To świadectwo miłości i miłosierdzia wobec hinduskiego brata
przemieniło serca wielu fundamentalistów we wsi, którzy zgłosili się, by udzielić nam swego poparcia. Wkrótce wieść o dobrym uczynku spełnionym przez dwie chrześcijańskie kobiety
rozeszła się po całym mieście. Uprzedzenia wobec innej wiary
zaczęły znikać z serc ludzi. W tym momencie zdałam sobie
sprawę, że jest to okazja, dana od Boga, by odwiedzić rodziny
innych wyznań i wziąć udział w ich uroczystościach. Ta interakcja stopniowo doprowadziła do dialogu między nami dla
pogłębienia wzajemnego zrozumienia i skupienia się na wspólnych troskach o dobro wszystkich.

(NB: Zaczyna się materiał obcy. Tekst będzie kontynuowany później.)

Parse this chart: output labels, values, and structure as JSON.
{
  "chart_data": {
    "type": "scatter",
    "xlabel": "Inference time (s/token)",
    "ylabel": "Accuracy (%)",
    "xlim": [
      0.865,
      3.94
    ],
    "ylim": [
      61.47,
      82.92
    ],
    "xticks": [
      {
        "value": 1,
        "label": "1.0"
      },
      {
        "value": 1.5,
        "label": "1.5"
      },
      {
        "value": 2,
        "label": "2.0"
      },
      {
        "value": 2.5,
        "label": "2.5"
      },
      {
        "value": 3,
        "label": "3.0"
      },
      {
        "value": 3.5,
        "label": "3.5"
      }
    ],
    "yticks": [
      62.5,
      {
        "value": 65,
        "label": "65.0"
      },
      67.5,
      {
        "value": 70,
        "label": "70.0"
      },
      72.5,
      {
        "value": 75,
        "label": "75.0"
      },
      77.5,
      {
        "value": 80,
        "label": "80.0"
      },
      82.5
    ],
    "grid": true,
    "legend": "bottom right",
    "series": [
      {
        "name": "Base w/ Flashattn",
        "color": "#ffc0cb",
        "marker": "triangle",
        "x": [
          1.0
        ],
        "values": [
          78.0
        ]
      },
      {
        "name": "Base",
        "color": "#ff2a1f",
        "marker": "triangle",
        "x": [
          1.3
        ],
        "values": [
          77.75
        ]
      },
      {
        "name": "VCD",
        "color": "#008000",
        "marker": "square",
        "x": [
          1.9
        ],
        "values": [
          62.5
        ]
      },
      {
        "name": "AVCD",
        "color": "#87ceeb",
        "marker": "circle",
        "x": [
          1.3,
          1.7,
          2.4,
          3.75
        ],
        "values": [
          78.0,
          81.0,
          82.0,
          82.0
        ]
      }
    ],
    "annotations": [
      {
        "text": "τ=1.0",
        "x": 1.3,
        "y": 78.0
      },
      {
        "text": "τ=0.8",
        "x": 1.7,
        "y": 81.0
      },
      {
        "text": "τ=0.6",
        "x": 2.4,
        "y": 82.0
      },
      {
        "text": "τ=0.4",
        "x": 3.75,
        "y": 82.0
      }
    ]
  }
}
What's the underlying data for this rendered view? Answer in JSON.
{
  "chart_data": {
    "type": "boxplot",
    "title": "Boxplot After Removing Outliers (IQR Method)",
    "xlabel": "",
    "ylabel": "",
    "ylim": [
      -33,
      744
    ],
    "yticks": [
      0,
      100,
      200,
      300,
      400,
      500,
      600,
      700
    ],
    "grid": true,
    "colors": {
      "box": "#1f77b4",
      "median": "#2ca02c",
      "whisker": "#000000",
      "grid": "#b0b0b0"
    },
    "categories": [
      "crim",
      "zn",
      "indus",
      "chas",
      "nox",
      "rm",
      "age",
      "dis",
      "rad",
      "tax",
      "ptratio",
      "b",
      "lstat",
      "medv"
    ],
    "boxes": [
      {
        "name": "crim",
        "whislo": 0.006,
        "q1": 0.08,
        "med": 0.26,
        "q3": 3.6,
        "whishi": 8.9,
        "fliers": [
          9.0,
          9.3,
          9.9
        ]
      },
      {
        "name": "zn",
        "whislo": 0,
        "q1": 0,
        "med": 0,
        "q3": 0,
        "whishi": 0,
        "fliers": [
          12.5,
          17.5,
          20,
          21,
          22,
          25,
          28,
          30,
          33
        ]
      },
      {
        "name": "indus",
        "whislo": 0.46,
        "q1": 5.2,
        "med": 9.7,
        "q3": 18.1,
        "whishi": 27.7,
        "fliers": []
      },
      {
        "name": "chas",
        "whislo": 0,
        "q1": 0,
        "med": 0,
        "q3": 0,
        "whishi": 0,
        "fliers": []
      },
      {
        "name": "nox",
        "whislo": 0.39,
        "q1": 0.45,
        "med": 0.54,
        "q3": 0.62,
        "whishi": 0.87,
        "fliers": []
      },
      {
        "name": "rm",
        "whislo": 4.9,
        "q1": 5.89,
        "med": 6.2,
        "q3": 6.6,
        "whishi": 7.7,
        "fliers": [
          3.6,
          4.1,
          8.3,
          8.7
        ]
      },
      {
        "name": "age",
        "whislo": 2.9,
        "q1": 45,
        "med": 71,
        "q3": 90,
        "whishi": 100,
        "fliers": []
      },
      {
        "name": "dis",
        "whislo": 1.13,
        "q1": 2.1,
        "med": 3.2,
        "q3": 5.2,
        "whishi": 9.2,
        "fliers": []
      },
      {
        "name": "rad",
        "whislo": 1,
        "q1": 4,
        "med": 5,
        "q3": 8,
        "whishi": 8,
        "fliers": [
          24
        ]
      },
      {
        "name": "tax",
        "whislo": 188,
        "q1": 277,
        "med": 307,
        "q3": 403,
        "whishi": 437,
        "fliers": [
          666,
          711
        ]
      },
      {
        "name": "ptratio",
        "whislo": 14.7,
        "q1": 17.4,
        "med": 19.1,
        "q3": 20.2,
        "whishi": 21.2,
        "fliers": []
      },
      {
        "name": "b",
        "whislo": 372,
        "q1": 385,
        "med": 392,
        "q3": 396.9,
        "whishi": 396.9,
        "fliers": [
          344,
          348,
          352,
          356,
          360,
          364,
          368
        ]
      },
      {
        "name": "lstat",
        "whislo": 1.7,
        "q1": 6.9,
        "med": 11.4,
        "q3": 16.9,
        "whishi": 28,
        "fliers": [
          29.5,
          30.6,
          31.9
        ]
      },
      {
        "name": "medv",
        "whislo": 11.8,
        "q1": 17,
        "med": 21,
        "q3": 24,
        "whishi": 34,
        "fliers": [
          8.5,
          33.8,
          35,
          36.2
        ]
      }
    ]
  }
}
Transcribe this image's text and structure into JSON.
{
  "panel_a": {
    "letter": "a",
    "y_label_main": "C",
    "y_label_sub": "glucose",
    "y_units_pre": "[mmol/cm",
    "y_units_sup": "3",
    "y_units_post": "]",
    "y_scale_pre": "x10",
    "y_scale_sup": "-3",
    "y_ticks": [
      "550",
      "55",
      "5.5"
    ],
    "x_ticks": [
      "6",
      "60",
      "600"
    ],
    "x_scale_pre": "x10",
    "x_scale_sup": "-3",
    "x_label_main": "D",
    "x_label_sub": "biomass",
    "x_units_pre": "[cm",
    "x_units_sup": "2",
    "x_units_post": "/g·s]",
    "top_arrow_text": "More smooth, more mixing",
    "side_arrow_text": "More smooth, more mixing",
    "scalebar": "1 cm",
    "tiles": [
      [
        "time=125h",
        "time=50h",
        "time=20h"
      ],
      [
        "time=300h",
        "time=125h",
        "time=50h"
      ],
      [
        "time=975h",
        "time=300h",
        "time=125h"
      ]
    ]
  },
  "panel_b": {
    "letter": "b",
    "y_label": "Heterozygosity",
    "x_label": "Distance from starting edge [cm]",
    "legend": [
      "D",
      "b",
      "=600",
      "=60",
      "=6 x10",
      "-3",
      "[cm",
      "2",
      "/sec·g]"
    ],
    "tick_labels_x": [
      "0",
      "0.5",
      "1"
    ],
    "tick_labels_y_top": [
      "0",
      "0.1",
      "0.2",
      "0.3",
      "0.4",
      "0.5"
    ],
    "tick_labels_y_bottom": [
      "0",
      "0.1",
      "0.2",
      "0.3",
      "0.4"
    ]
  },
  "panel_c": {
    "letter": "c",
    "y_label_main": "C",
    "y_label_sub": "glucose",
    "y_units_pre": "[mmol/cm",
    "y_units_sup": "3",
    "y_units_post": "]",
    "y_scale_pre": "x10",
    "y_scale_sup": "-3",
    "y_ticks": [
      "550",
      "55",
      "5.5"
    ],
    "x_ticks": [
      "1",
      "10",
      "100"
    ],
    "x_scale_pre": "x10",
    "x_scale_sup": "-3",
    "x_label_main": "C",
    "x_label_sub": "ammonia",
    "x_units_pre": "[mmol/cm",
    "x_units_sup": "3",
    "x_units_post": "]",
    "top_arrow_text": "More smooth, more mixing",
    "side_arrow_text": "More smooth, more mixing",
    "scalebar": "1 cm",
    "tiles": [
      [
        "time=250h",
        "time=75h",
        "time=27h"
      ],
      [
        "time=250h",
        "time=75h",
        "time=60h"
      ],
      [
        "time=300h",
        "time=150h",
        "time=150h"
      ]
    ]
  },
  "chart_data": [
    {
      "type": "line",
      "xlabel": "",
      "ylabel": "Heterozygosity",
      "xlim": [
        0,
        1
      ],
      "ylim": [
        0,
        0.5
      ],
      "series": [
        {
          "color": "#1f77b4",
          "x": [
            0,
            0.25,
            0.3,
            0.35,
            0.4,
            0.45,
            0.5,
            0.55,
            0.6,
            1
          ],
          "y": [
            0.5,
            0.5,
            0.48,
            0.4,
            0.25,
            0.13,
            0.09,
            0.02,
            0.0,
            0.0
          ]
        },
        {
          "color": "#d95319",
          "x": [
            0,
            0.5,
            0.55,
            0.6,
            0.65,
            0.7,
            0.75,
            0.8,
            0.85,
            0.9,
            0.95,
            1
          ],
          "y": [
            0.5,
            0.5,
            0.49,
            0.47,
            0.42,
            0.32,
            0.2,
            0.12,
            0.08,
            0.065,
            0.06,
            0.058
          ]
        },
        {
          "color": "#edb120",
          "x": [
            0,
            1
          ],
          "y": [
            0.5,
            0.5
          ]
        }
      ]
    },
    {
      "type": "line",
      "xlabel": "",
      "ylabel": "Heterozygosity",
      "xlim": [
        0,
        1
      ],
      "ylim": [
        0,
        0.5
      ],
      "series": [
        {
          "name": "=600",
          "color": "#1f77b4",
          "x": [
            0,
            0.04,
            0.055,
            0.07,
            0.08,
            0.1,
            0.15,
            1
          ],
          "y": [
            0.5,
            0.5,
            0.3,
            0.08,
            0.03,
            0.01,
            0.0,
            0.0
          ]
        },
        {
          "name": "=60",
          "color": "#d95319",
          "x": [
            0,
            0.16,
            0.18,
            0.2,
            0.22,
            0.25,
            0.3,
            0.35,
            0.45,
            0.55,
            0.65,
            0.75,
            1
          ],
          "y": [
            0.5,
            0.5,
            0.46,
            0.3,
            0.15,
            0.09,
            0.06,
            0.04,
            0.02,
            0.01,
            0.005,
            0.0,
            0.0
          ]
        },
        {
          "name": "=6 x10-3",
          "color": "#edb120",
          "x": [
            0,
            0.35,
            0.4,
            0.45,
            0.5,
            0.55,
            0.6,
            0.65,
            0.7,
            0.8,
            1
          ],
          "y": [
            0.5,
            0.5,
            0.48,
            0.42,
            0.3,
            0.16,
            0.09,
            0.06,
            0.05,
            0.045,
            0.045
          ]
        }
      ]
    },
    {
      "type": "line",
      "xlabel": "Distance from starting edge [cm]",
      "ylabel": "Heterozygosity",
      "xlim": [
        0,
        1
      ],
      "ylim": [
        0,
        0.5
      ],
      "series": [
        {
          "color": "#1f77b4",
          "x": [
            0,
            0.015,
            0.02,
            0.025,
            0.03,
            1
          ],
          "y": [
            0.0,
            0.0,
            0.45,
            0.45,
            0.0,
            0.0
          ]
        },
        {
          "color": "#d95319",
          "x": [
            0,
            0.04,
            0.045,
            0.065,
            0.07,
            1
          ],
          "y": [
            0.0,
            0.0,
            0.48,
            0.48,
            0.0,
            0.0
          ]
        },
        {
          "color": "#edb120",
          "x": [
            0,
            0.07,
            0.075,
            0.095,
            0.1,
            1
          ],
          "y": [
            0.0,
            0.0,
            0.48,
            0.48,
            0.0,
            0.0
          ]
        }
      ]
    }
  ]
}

Najradośniejsze wydarzenie narodzin Chrystusa obchodzi się
w naszej wsi i mieście z rozmachem. Procesja żywej szopki
odbywa się z udziałem ludzi innych tradycji religijnych. Warto
sobie uświadomić, jak wszystkie religie uczą nas wzajemnej miłości i zachęcają do budowania harmonii z poszanowaniem integralności naszych różnic.
Dziś w mojej posłudze nie lękam się już przeszkód. Większość
pracowników naszego kampusu to ludzie innych religii. Pracujemy razem słuchając i mówiąc do siebie w otwartości i szacunku. Nasz Dom dla Seniorów stał się centrum służby na
rzecz ludzi, gdzie wyznawcy innych religii stają się naszymi
partnerami w szerzeniu orędzia Chrystusowej miłości i miłosierdzia wobec innych.